If you give a man a fish . . .
You probably know "the rest of the story" . . . he'll eat for a day.
Teach a man to fish, and he'll eat for a lifetime.
It's a great idea- easy to get your head around.
Might even make you want to give fishing lessons.
But who owns the pond?
The same guy who runs the city. And he decides who comes on his property.
He decides who fishes in his pond.
Suddenly the idea gets infinitely more complicated.
Oppression can be defined as not having power, while others do.
Oppression is only one of the causes of poverty.
Last night I sat in a borrowed building in East Nashville and learned about "reconciling diversity". At first listen, this rubbed me the wrong way.
Diversity, in my opinion is one of our strengths.
After a year without any diversity, I have grown to crave it, to feel a very real need for it.
But I listened.
Diversity is also what keeps us apart.
Racial and economic diversity.
"The City Church of East Nashville exists to reconcile the diversity of East Nashville by enjoying and displaying Jesus Christ through worship, teaching, and city-focused communities to, for, and from Nashville to the nations of the world."
It's a tall order.
But then again, I know of no other church with that particular aim.
It took me the whole service, sitting in the YCAP building, spying the first lit candle of advent, to reconcile within myself why we were all there.
The pastor offered four causes of poverty and simutaneously reminded us that the son of God was born into "abject poverty". Not just meeting the government qualifications for "poverty level" for a family of three with a $16,000 annual income, but more like the folks who live within the neighborhood, making about $4,300 for an entire year.
This is what Christ was born into.
A Jewish baby, born in a dung stall in the Middle East.
It's hard to get my American mind wrapped around it.
A rough equivalent of delivering your firstborn in the trash dumpster out back of the very building we sat in.
This is not how we like to think of the first Christmas.
In all honesty, this is not how we like to think of Christ.
But that was precisely the point.

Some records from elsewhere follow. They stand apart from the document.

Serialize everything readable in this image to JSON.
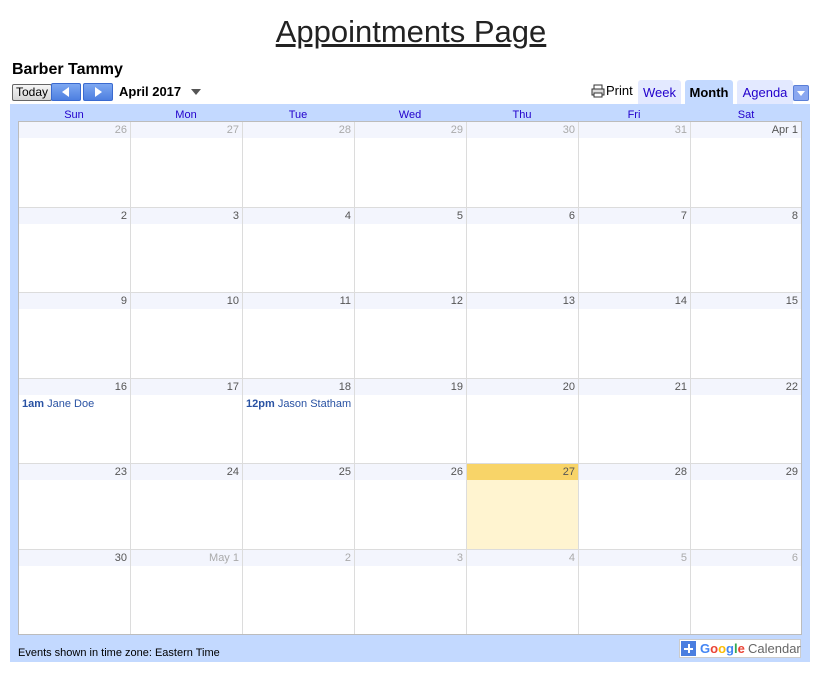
{
  "page": {
    "title": "Appointments Page"
  },
  "calendar": {
    "title": "Barber Tammy",
    "today_label": "Today",
    "date_label": "April 2017",
    "print_label": "Print",
    "tabs": [
      {
        "label": "Week"
      },
      {
        "label": "Month"
      },
      {
        "label": "Agenda"
      }
    ],
    "weekdays": [
      "Sun",
      "Mon",
      "Tue",
      "Wed",
      "Thu",
      "Fri",
      "Sat"
    ],
    "weeks": [
      {
        "days": [
          {
            "label": "26",
            "other": true
          },
          {
            "label": "27",
            "other": true
          },
          {
            "label": "28",
            "other": true
          },
          {
            "label": "29",
            "other": true
          },
          {
            "label": "30",
            "other": true
          },
          {
            "label": "31",
            "other": true
          },
          {
            "label": "Apr 1"
          }
        ]
      },
      {
        "days": [
          {
            "label": "2"
          },
          {
            "label": "3"
          },
          {
            "label": "4"
          },
          {
            "label": "5"
          },
          {
            "label": "6"
          },
          {
            "label": "7"
          },
          {
            "label": "8"
          }
        ]
      },
      {
        "days": [
          {
            "label": "9"
          },
          {
            "label": "10"
          },
          {
            "label": "11"
          },
          {
            "label": "12"
          },
          {
            "label": "13"
          },
          {
            "label": "14"
          },
          {
            "label": "15"
          }
        ]
      },
      {
        "days": [
          {
            "label": "16",
            "events": [
              {
                "time": "1am",
                "title": "Jane Doe"
              }
            ]
          },
          {
            "label": "17"
          },
          {
            "label": "18",
            "events": [
              {
                "time": "12pm",
                "title": "Jason Statham"
              }
            ]
          },
          {
            "label": "19"
          },
          {
            "label": "20"
          },
          {
            "label": "21"
          },
          {
            "label": "22"
          }
        ]
      },
      {
        "days": [
          {
            "label": "23"
          },
          {
            "label": "24"
          },
          {
            "label": "25"
          },
          {
            "label": "26"
          },
          {
            "label": "27",
            "today": true
          },
          {
            "label": "28"
          },
          {
            "label": "29"
          }
        ]
      },
      {
        "days": [
          {
            "label": "30"
          },
          {
            "label": "May 1",
            "other": true
          },
          {
            "label": "2",
            "other": true
          },
          {
            "label": "3",
            "other": true
          },
          {
            "label": "4",
            "other": true
          },
          {
            "label": "5",
            "other": true
          },
          {
            "label": "6",
            "other": true
          }
        ]
      }
    ],
    "timezone_text": "Events shown in time zone: Eastern Time",
    "badge": {
      "google": "Google",
      "word": "Calendar"
    }
  },
  "colors": {
    "accent": "#c3d9ff",
    "today": "#fff4d0",
    "today_header": "#f8d468",
    "event": "#2952a3",
    "link": "#2200cc"
  },
  "icons": {
    "prev": "chevron-left-icon",
    "next": "chevron-right-icon",
    "print": "printer-icon",
    "menu": "chevron-down-icon",
    "add": "plus-icon"
  }
}
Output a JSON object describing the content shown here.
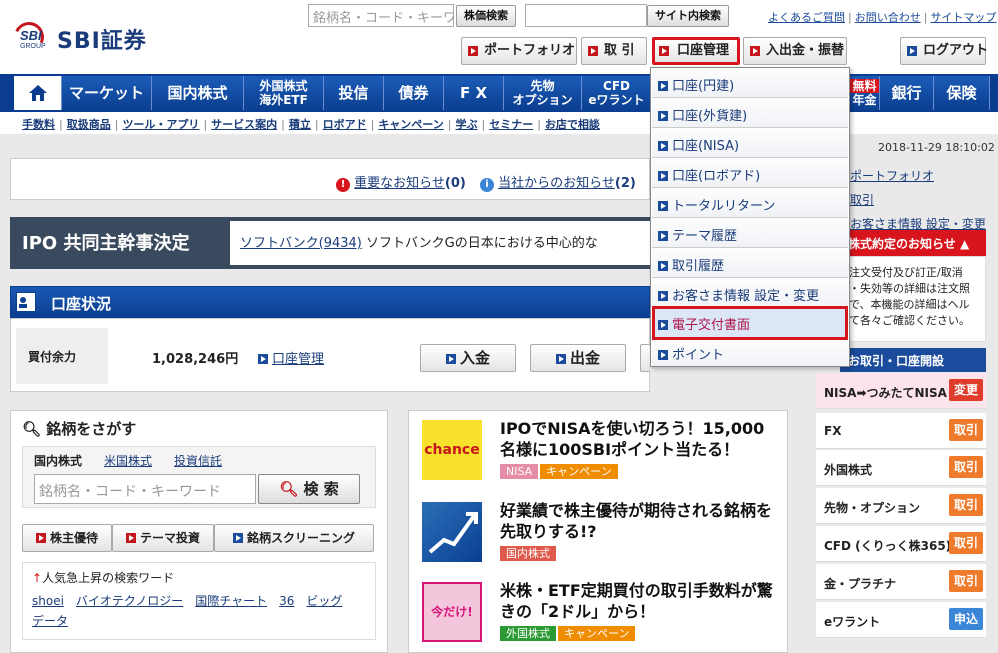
{
  "brand": {
    "sbi": "SBI",
    "group": "GROUP",
    "name": "SBI証券"
  },
  "search": {
    "placeholder": "銘柄名・コード・キーワード",
    "stock_button": "株価検索",
    "site_button": "サイト内検索"
  },
  "toplinks": [
    "よくあるご質問",
    "お問い合わせ",
    "サイトマップ"
  ],
  "header_buttons": {
    "portfolio": "ポートフォリオ",
    "trade": "取 引",
    "account": "口座管理",
    "deposit": "入出金・振替",
    "logout": "ログアウト"
  },
  "nav": {
    "market": "マーケット",
    "domestic": "国内株式",
    "foreign1": "外国株式",
    "foreign2": "海外ETF",
    "trust": "投信",
    "bond": "債券",
    "fx": "F X",
    "futures1": "先物",
    "futures2": "オプション",
    "cfd1": "CFD",
    "cfd2": "eワラント",
    "free": "無料",
    "pension": "年金",
    "bank": "銀行",
    "insurance": "保険"
  },
  "subnav": [
    "手数料",
    "取扱商品",
    "ツール・アプリ",
    "サービス案内",
    "積立",
    "ロボアド",
    "キャンペーン",
    "学ぶ",
    "セミナー",
    "お店で相談"
  ],
  "datetime": "2018-11-29 18:10:02",
  "notices": {
    "important": "重要なお知らせ",
    "important_count": "(0)",
    "company": "当社からのお知らせ",
    "company_count": "(2)"
  },
  "ipo": {
    "label": "IPO 共同主幹事決定",
    "link": "ソフトバンク(9434)",
    "text": " ソフトバンクGの日本における中心的な"
  },
  "account_status": {
    "title": "口座状況",
    "buying_power_label": "買付余力",
    "buying_power_value": "1,028,246円",
    "account_link": "口座管理",
    "deposit_button": "入金",
    "withdraw_button": "出金"
  },
  "dropdown": {
    "items": [
      "口座(円建)",
      "口座(外貨建)",
      "口座(NISA)",
      "口座(ロボアド)",
      "トータルリターン",
      "テーマ履歴",
      "取引履歴",
      "お客さま情報 設定・変更",
      "電子交付書面",
      "ポイント"
    ],
    "selected_index": 8
  },
  "right_links": [
    "ポートフォリオ",
    "取引",
    "お客さま情報 設定・変更"
  ],
  "stock_notice": {
    "title": "株式約定のお知らせ",
    "lines": [
      "注文受付及び訂正/取消",
      "・失効等の詳細は注文照",
      "で、本機能の詳細はヘル",
      "て各々ご確認ください。"
    ]
  },
  "open_accounts": {
    "title": "お取引・口座開設",
    "items": [
      {
        "label": "NISA➡つみたてNISA",
        "button": "変更"
      },
      {
        "label": "FX",
        "button": "取引"
      },
      {
        "label": "外国株式",
        "button": "取引"
      },
      {
        "label": "先物・オプション",
        "button": "取引"
      },
      {
        "label": "CFD (くりっく株365)",
        "button": "取引"
      },
      {
        "label": "金・プラチナ",
        "button": "取引"
      },
      {
        "label": "eワラント",
        "button": "申込"
      }
    ]
  },
  "stock_search": {
    "title": "銘柄をさがす",
    "tabs": [
      "国内株式",
      "米国株式",
      "投資信託"
    ],
    "placeholder": "銘柄名・コード・キーワード",
    "button": "検 索",
    "quick_buttons": [
      "株主優待",
      "テーマ投資",
      "銘柄スクリーニング"
    ],
    "trending_title": "人気急上昇の検索ワード",
    "trending": [
      "shoei",
      "バイオテクノロジー",
      "国際チャート",
      "36",
      "ビッグ",
      "データ"
    ]
  },
  "news": [
    {
      "thumb": "chance",
      "title": "IPOでNISAを使い切ろう！15,000名様に100SBIポイント当たる！",
      "tags": [
        "NISA",
        "キャンペーン"
      ]
    },
    {
      "thumb": "chart",
      "title": "好業績で株主優待が期待される銘柄を先取りする!?",
      "tags": [
        "国内株式"
      ]
    },
    {
      "thumb": "今だけ!",
      "title": "米株・ETF定期買付の取引手数料が驚きの「2ドル」から！",
      "tags": [
        "外国株式",
        "キャンペーン"
      ]
    }
  ]
}
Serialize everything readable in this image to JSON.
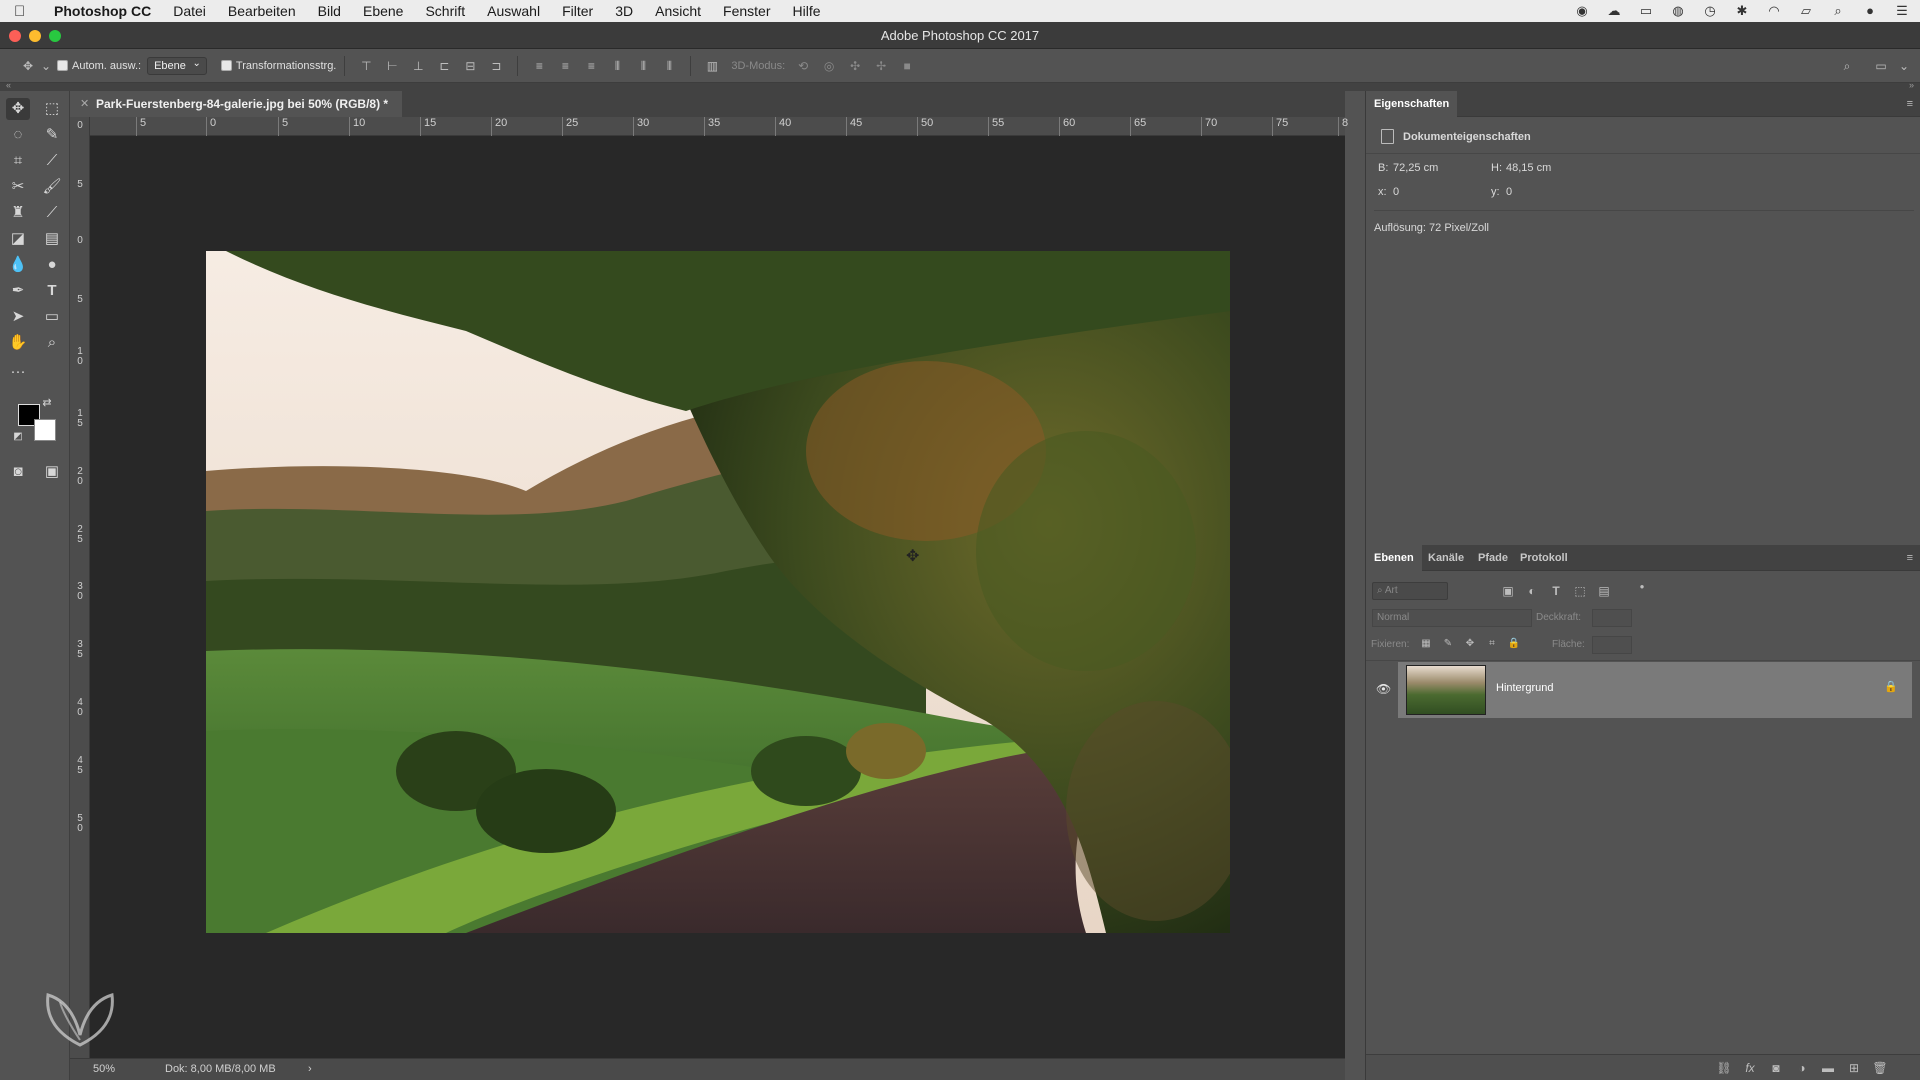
{
  "menubar": {
    "apple": "",
    "app": "Photoshop CC",
    "items": [
      "Datei",
      "Bearbeiten",
      "Bild",
      "Ebene",
      "Schrift",
      "Auswahl",
      "Filter",
      "3D",
      "Ansicht",
      "Fenster",
      "Hilfe"
    ]
  },
  "window": {
    "title": "Adobe Photoshop CC 2017"
  },
  "options": {
    "auto_select_label": "Autom. ausw.:",
    "auto_select_value": "Ebene",
    "transform_label": "Transformationsstrg.",
    "mode3d_label": "3D-Modus:"
  },
  "document": {
    "tab_label": "Park-Fuerstenberg-84-galerie.jpg bei 50% (RGB/8) *",
    "zoom": "50%",
    "doc_info": "Dok: 8,00 MB/8,00 MB"
  },
  "ruler": {
    "top_labels": [
      "5",
      "0",
      "5",
      "10",
      "15",
      "20",
      "25",
      "30",
      "35",
      "40",
      "45",
      "50",
      "55",
      "60",
      "65",
      "70",
      "75",
      "8"
    ],
    "left_labels": [
      "0",
      "5",
      "0",
      "5",
      "1 0",
      "1 5",
      "2 0",
      "2 5",
      "3 0",
      "3 5",
      "4 0",
      "4 5",
      "5 0"
    ]
  },
  "properties": {
    "tab": "Eigenschaften",
    "section": "Dokumenteigenschaften",
    "width_label": "B:",
    "width": "72,25 cm",
    "height_label": "H:",
    "height": "48,15 cm",
    "x_label": "x:",
    "x": "0",
    "y_label": "y:",
    "y": "0",
    "resolution": "Auflösung: 72 Pixel/Zoll"
  },
  "layers_panel": {
    "tabs": [
      "Ebenen",
      "Kanäle",
      "Pfade",
      "Protokoll"
    ],
    "filter_placeholder": "Art",
    "blend_mode": "Normal",
    "opacity_label": "Deckkraft:",
    "lock_label": "Fixieren:",
    "fill_label": "Fläche:",
    "layers": [
      {
        "name": "Hintergrund"
      }
    ]
  },
  "colors": {
    "foreground": "#000000",
    "background": "#ffffff"
  }
}
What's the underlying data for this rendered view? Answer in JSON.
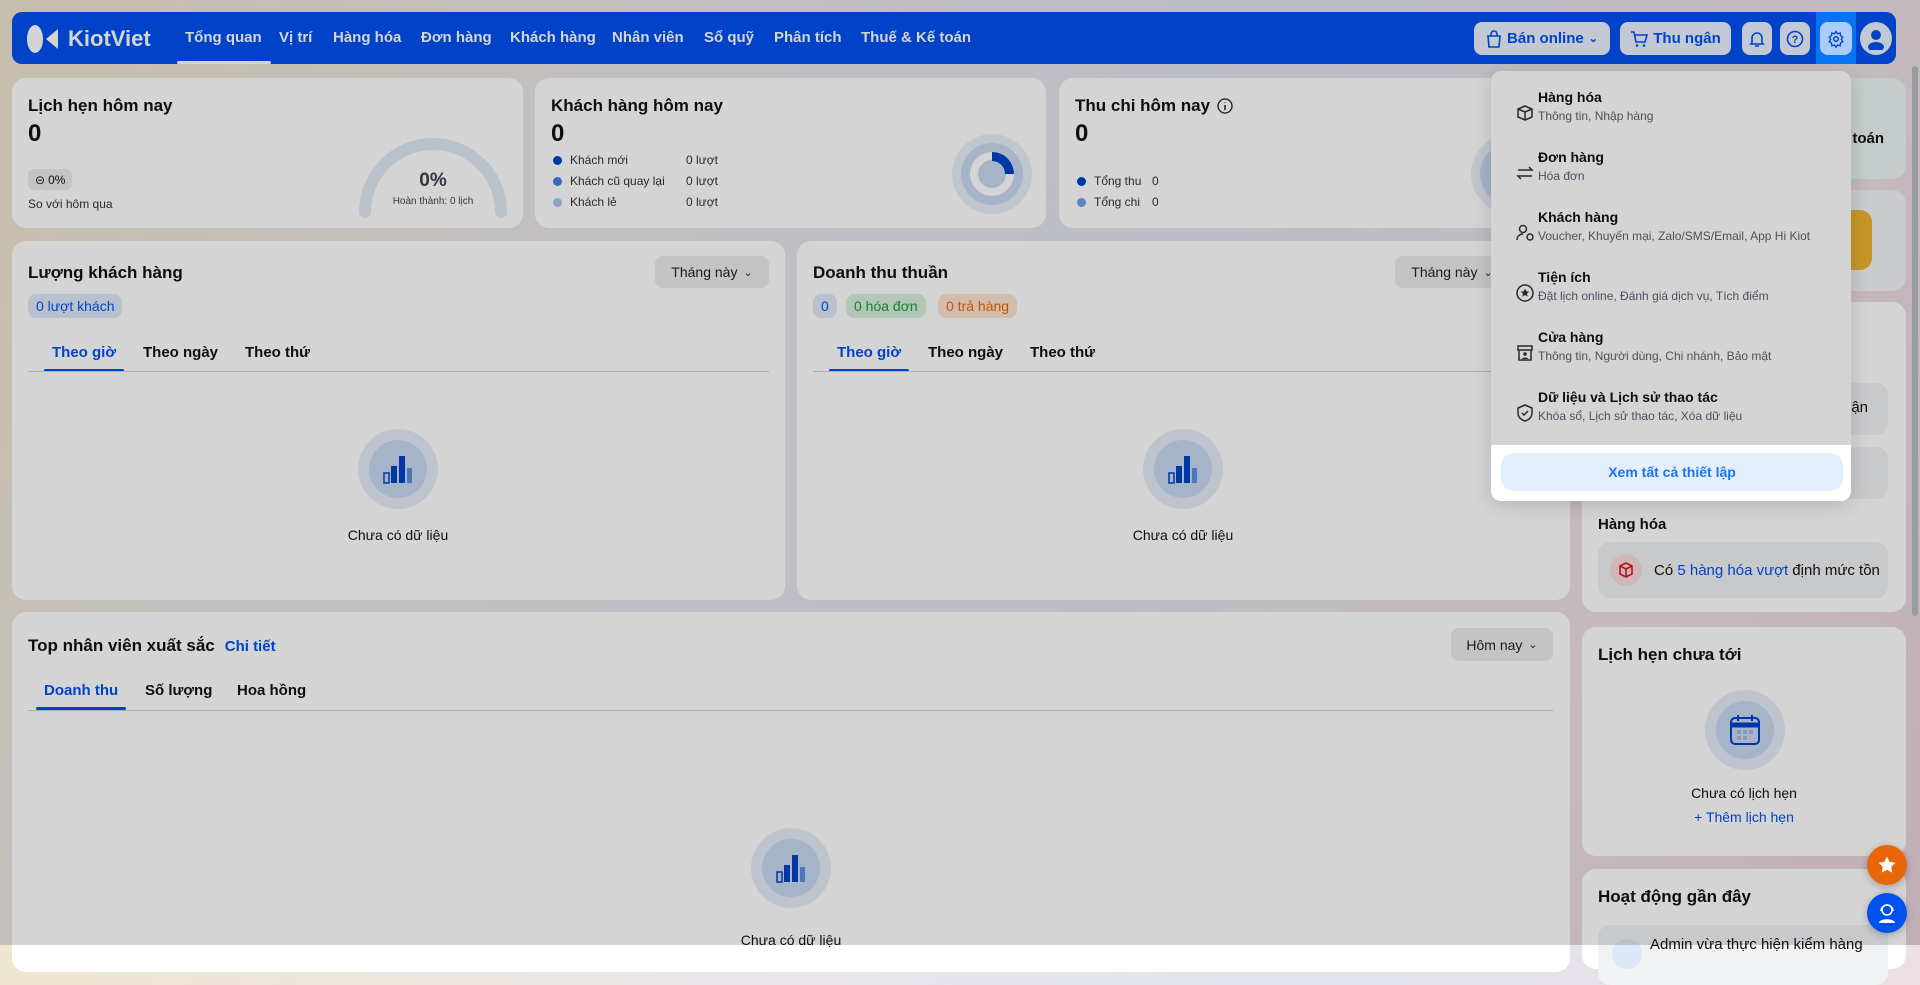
{
  "navbar": {
    "brand": "KiotViet",
    "items": [
      "Tổng quan",
      "Vị trí",
      "Hàng hóa",
      "Đơn hàng",
      "Khách hàng",
      "Nhân viên",
      "Sổ quỹ",
      "Phân tích",
      "Thuế & Kế toán"
    ],
    "active_index": 0,
    "ban_online": "Bán online",
    "thu_ngan": "Thu ngân"
  },
  "appointments_today": {
    "title": "Lịch hẹn hôm nay",
    "value": "0",
    "change": "0%",
    "compare": "So với hôm qua",
    "gauge_value": "0%",
    "gauge_caption": "Hoàn thành: 0 lịch",
    "progress": 0
  },
  "customers_today": {
    "title": "Khách hàng hôm nay",
    "value": "0",
    "legend": [
      {
        "label": "Khách mới",
        "value": "0 lượt",
        "color": "#0043c8"
      },
      {
        "label": "Khách cũ quay lại",
        "value": "0 lượt",
        "color": "#3b82e6"
      },
      {
        "label": "Khách lẻ",
        "value": "0 lượt",
        "color": "#a9c4ee"
      }
    ]
  },
  "cashflow_today": {
    "title": "Thu chi hôm nay",
    "value": "0",
    "legend": [
      {
        "label": "Tổng thu",
        "value": "0",
        "color": "#0043c8"
      },
      {
        "label": "Tổng chi",
        "value": "0",
        "color": "#6fa0e8"
      }
    ]
  },
  "customer_volume": {
    "title": "Lượng khách hàng",
    "period": "Tháng này",
    "pill": "0 lượt khách",
    "tabs": [
      "Theo giờ",
      "Theo ngày",
      "Theo thứ"
    ],
    "empty": "Chưa có dữ liệu"
  },
  "net_revenue": {
    "title": "Doanh thu thuần",
    "period": "Tháng này",
    "pills": [
      "0",
      "0 hóa đơn",
      "0 trả hàng"
    ],
    "tabs": [
      "Theo giờ",
      "Theo ngày",
      "Theo thứ"
    ],
    "empty": "Chưa có dữ liệu"
  },
  "top_staff": {
    "title": "Top nhân viên xuất sắc",
    "detail": "Chi tiết",
    "period": "Hôm nay",
    "tabs": [
      "Doanh thu",
      "Số lượng",
      "Hoa hồng"
    ],
    "empty": "Chưa có dữ liệu"
  },
  "right": {
    "card1_fragment": "toán",
    "card3_fragment": "ận",
    "goods_title": "Hàng hóa",
    "goods_pre": "Có ",
    "goods_link": "5 hàng hóa vượt",
    "goods_post": " định mức tồn",
    "upcoming_title": "Lịch hẹn chưa tới",
    "upcoming_empty": "Chưa có lịch hẹn",
    "upcoming_add": "+ Thêm lịch hẹn",
    "activity_title": "Hoạt động gần đây",
    "activity_item": "Admin vừa thực hiện kiểm hàng"
  },
  "settings_menu": {
    "items": [
      {
        "title": "Hàng hóa",
        "sub": "Thông tin, Nhập hàng",
        "icon": "box-icon"
      },
      {
        "title": "Đơn hàng",
        "sub": "Hóa đơn",
        "icon": "swap-icon"
      },
      {
        "title": "Khách hàng",
        "sub": "Voucher, Khuyến mại, Zalo/SMS/Email, App Hi Kiot",
        "icon": "user-icon"
      },
      {
        "title": "Tiện ích",
        "sub": "Đặt lịch online, Đánh giá dịch vụ, Tích điểm",
        "icon": "star-circle-icon"
      },
      {
        "title": "Cửa hàng",
        "sub": "Thông tin, Người dùng, Chi nhánh, Bảo mật",
        "icon": "store-icon"
      },
      {
        "title": "Dữ liệu và Lịch sử thao tác",
        "sub": "Khóa sổ, Lịch sử thao tác, Xóa dữ liệu",
        "icon": "shield-check-icon"
      }
    ],
    "view_all": "Xem tất cả thiết lập"
  },
  "colors": {
    "brand": "#0051f1",
    "accent_orange": "#e8650a",
    "green": "#1a9a3a"
  }
}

We don't like to think about it.
We don't like to think about what makes us uncomfortable- what separates us.
Poverty comes from a lack of knowledge, not having the resources of knowledge to break the cycle. It comes from oppression- when those in positions of influence fail to use that power in appropriate ways. It comes from personal sin-our ability to set ourselves back- our undeniable need for deliverance from ourselves. Poverty also comes from a lack of material things- it doesn't matter if we secure two jobs for income if we don't have the transportion to get there.
I don't write this because I have stumbled upon some grand conclusion or new solution.
I write to invite and involve you in the asking, in the addressing of what is true and what is truly uncomfortable.